If you're like most people, you're likely to have two opposing viewpoints about law. Depending on where you stand in any individual legal confrontation you may find yourself muttering, "There ought to be a law!" or "Laws! Laws! There are too many blasted laws!"
As a business person, you're likely to have more encounters with the law than the average individual. At some times you may be victimized by suppliers, contractors, or employees. At others, come under attack from dissatisfied customers or clients or government regulatory authorities.
Regardless of the outcome of any legal encounter, the cost of the battle can have devastating effects on your homebased or other small business.
While there is seldom much you can do to stop legal action that has been started against you, the following five precautions can help you maximize your chances of winning legal battles and minimize your chances of being sued, your need to sue others, and the potential legal fees associated with law suits.
Maintain adequate personal injury liability insurance. Although a standard homeowners' insurance policy includes offers protection against personal injury liability suits, that protection may not cover personal injury to customers, employees or suppliers of your home business. Ask your insurance agency to make sure you have coverage against such personal injury claims. Many insurance companies now offer riders (additional options) that add this important protection to your home insurance policy for only a very small additional annual fee.
SEE ALSO: What Kinds of Insurance Does your SMB Need?
Make sure you get a written contract for work assignments. To be enforceable an agreement must have all the elements of a contract. While the law does allows many contracts to be oral, it is recommended that you always have a written contract.

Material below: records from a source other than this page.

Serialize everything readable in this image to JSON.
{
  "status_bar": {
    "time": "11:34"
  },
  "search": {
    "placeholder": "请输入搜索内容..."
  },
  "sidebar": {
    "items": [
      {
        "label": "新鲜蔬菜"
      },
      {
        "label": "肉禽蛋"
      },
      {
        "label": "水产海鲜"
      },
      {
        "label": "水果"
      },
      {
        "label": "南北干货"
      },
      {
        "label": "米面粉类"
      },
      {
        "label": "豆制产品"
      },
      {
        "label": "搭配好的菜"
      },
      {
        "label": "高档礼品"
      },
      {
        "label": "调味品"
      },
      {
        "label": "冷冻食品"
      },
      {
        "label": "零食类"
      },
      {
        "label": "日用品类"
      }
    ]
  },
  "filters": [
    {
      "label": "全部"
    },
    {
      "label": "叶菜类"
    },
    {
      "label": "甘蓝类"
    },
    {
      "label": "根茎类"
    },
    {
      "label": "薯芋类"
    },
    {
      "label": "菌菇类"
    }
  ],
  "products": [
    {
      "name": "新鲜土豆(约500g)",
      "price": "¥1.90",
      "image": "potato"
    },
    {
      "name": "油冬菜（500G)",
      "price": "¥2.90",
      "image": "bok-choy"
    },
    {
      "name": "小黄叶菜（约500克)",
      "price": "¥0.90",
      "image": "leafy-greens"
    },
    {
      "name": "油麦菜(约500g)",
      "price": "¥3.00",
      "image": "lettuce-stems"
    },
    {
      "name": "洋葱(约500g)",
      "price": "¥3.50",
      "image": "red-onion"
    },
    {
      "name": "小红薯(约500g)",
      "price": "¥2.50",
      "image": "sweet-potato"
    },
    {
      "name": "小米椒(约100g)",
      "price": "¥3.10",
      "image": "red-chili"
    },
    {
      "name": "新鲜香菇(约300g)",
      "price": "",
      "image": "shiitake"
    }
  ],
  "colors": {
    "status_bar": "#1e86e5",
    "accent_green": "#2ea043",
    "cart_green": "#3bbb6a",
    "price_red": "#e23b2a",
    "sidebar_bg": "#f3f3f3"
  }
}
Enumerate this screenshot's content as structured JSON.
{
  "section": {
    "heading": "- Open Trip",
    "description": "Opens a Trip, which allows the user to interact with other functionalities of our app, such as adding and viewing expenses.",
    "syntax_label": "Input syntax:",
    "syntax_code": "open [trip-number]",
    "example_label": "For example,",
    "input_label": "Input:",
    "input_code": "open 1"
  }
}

Without a written contract detailing all aspects of an agreement, you leave yourself open to misunderstandings and outright lies. Consider a computer consultant who has agreed to develop a particular application program for a company on an oral agreement. The company and programmer agree verbally that the program should be finished in four months. Without a written contract spelling out specific details, the consultant may plan to deliver the prototype for the program in four months and work out the bugs in ensuing weeks or months. The company may be expecting the debugged version of the program to be ready in 4 months. The result? Hard feelings and possibly legal action either by the consultant to collect his fee, or the company claiming damages due to the unacceptable delay in delivery of their program.
Know your capabilities and perform all jobs with care. You may also be sued because you have not performed up to a reasonable standard of care (lawyers call this "negligence"). In order to minimize your chance of losing negligence suit, perform your tasks using an amount of care equal to or above the care normally exercised in your business for performing that task, and whenever possible document your actions.
Consider including an "attorney's fee" provision in contracts. Such a provision will usually allow you to collect your attorney's fees from the other side, if you win. Unfortunately, it also allows the other side to collect their fees if you lose.
Consider purchasing Errors and Omissions Insurance. To further protect yourself against negligence claims you may want to buy errors and omissions (E & O) insurance. Such insurance will normally pay the attorney's fees for your defense as well as any damages assessed against you up to the limit of your policy.